Я не принимал участия в этих тостах, но никак не мог отделаться от моих соседок и должен был выпить за их здоровье по бокалу шампанского. За десертом они уговорили меня попробовать столетнего венгерского, и, когда ужин кончился, я с трудом мог приподняться со стула. Чувствуя, что мне нужно было освежиться, я подошел к открытому окну. Все было пусто на улице. Ночь была темная, небеса покрыты тучами, но, несмотря на это, мне показалось, что я вижу бесчисленное множество звезд, некоторые из них падали на землю, одна ярче всех других рассыпалась над самой улицею и осветила человека в сером платье, который стоял, прижавшись к стене противоположного дома. Казалось, он делал мне какие-то знаки. Вдруг из ближайшего переулка потянулся длинный ряд людей, одетых в траурные плащи, каждый из них нес в руке зажженный факел, за ними везли под балдахином черный гроб. Через минуту вся погребальная процессия выбралась на большую улицу.
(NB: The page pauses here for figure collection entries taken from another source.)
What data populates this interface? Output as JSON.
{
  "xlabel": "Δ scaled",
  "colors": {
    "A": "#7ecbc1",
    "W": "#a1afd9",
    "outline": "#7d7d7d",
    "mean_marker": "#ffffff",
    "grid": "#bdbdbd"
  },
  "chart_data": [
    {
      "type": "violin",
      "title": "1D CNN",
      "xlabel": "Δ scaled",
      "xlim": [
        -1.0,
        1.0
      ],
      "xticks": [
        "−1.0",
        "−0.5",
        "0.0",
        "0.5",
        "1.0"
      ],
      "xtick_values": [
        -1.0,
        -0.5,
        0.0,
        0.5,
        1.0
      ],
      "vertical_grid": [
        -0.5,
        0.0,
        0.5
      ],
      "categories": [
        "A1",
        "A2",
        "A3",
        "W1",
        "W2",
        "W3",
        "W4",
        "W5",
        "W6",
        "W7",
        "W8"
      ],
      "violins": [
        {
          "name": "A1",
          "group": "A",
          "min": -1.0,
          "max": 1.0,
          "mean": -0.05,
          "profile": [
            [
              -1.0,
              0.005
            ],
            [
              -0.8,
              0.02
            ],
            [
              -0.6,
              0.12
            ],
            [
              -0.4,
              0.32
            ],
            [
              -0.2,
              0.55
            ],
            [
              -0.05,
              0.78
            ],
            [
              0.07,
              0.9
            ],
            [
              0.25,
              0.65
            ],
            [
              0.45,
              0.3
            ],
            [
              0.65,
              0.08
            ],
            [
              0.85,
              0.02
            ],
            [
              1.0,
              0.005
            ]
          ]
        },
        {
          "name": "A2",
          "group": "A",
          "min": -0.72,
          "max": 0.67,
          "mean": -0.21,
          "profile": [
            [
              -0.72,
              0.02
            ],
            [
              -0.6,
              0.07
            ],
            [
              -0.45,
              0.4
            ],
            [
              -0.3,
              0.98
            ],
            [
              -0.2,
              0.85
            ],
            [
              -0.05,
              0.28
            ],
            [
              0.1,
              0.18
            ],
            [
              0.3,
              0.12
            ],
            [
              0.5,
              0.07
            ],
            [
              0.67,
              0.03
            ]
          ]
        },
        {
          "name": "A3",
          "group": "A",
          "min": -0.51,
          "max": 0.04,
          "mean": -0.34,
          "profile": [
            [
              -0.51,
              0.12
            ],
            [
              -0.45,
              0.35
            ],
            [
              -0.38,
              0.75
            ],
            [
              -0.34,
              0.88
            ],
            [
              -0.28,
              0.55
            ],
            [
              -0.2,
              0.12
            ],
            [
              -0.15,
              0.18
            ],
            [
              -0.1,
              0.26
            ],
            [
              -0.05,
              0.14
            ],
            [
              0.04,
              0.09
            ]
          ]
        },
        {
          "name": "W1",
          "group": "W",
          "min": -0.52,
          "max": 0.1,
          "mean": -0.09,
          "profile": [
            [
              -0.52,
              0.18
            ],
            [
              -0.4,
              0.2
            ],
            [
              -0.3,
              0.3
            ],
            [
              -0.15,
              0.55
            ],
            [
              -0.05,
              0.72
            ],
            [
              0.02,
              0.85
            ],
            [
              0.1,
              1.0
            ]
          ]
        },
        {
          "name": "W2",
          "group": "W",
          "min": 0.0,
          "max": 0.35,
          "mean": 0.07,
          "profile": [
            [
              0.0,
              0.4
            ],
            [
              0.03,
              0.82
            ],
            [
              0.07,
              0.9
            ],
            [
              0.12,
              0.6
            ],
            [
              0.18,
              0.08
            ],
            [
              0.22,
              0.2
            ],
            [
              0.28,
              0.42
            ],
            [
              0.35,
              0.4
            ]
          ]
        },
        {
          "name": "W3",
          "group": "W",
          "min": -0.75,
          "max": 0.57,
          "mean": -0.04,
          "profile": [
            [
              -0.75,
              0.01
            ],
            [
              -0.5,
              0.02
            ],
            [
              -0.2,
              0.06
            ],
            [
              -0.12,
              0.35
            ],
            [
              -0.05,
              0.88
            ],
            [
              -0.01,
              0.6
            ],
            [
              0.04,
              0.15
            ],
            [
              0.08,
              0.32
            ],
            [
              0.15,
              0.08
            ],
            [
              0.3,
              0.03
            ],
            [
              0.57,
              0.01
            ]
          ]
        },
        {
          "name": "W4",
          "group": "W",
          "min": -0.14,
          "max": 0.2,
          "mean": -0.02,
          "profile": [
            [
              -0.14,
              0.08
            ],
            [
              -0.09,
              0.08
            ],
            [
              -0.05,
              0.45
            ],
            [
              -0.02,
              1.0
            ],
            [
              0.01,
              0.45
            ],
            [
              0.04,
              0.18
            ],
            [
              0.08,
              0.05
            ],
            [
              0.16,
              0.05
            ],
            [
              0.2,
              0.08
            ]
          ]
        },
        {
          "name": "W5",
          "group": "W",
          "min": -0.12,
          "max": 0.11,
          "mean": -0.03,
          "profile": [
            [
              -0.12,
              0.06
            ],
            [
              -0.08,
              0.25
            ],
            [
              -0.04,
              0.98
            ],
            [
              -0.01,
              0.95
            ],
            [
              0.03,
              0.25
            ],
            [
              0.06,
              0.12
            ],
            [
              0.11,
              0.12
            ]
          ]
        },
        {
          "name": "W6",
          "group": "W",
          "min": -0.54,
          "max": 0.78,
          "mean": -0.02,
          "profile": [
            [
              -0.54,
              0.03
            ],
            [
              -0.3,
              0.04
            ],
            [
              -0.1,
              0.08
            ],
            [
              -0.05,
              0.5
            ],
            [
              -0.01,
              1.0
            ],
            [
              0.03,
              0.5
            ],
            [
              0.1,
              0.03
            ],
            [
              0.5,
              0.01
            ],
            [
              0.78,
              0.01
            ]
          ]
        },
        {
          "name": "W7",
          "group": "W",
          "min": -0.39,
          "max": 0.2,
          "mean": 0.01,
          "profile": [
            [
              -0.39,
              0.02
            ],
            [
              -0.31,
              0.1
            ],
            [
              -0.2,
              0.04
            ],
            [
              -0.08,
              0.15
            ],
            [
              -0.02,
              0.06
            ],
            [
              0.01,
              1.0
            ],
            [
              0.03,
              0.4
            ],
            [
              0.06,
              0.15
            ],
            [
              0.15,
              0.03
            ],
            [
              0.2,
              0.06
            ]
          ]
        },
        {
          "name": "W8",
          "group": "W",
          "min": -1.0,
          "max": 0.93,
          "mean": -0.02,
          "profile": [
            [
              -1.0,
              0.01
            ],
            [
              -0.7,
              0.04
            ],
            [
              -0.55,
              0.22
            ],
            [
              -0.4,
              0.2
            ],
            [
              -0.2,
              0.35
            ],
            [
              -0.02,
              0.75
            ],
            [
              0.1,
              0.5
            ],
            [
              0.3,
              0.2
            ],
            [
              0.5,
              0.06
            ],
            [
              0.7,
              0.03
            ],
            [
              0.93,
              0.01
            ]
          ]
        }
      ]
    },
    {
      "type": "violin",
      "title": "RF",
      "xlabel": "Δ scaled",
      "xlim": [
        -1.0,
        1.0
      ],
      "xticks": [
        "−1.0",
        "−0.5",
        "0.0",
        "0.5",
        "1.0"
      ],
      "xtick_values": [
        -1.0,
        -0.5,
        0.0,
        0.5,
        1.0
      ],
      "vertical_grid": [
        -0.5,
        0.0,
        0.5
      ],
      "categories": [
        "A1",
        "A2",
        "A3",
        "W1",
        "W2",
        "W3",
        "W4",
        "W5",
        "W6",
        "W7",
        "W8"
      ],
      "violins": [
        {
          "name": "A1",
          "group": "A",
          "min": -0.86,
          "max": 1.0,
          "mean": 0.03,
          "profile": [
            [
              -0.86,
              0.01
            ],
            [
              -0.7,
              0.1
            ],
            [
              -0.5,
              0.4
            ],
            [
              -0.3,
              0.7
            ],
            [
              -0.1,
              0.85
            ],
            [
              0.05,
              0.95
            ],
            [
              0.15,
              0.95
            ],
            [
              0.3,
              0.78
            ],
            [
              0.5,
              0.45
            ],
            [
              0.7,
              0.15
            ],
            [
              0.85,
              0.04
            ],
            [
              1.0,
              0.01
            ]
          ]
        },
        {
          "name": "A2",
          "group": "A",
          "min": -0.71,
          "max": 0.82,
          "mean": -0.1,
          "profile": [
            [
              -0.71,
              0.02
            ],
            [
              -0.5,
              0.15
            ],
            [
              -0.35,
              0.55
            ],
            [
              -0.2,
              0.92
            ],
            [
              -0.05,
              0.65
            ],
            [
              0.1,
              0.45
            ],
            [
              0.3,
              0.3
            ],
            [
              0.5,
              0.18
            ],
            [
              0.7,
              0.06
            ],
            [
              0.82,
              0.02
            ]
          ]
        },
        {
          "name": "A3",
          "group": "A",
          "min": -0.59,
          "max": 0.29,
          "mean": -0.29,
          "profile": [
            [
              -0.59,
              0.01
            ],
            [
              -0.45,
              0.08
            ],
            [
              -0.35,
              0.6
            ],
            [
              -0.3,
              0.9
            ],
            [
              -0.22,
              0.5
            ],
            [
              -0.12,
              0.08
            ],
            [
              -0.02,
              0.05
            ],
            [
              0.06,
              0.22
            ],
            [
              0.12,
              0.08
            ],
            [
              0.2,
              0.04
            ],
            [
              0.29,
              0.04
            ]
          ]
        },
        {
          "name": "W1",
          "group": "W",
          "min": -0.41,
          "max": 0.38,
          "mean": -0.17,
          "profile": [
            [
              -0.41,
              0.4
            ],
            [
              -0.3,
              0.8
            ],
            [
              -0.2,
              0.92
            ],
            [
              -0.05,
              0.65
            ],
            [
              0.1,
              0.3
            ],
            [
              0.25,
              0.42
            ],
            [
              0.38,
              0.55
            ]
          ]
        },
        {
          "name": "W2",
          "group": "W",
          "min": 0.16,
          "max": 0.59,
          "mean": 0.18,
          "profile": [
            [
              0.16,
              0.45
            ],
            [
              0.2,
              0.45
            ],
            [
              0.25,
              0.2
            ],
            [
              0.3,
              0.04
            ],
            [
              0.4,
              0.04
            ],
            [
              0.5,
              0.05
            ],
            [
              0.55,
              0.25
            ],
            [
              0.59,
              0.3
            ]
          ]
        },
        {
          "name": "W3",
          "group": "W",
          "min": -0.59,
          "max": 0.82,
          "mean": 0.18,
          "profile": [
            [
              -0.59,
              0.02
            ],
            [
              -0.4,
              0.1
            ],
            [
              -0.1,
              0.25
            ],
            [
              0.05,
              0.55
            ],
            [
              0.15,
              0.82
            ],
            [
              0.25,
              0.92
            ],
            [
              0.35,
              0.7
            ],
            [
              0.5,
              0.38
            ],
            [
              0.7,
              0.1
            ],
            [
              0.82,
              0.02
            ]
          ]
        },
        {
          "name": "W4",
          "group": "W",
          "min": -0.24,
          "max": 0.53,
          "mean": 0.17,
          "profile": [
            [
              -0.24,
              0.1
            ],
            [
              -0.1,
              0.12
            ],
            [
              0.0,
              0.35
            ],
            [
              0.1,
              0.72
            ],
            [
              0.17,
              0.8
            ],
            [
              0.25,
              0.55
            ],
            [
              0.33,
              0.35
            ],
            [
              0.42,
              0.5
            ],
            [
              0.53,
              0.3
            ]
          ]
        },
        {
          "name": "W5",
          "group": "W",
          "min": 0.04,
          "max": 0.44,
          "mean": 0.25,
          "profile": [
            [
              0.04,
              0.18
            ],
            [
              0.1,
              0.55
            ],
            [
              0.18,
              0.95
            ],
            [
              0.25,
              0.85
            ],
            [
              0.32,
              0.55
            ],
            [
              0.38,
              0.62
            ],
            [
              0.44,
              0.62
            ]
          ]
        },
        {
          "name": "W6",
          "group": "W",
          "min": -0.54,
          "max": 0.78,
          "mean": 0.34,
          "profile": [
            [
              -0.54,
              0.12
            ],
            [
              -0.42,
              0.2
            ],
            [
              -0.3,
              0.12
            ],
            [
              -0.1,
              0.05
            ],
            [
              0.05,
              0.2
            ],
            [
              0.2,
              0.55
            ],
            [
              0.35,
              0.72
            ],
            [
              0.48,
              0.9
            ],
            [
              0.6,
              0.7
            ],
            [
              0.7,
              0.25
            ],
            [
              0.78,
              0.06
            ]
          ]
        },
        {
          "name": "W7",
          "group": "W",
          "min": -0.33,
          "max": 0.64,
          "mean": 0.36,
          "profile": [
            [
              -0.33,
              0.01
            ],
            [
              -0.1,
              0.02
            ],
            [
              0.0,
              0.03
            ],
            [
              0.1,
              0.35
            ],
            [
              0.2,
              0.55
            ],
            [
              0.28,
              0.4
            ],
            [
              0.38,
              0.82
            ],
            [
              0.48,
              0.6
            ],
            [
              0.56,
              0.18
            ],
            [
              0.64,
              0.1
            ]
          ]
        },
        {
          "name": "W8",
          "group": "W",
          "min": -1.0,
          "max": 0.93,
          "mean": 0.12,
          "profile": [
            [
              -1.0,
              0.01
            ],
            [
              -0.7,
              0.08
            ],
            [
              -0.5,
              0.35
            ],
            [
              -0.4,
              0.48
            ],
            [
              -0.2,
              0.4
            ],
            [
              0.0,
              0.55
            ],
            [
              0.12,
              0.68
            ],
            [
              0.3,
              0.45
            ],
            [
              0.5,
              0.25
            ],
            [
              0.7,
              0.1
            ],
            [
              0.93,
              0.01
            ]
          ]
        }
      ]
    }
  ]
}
При ярком свете факелов я без труда мог рассматривать, что человек в сером платье протягивал ко мне с умоляющим видом свои руки, и, когда свет от одного факела отразился на лице его, я невольно воскликнул:

– Что это?.. Это Яков Сергеевич Луцкий?.. Зачем он здесь?.. На улице?.. Так поздно?..

– Что ж вы нас оставили, вежливый кавалер? – раздался позади меня голос Виржини.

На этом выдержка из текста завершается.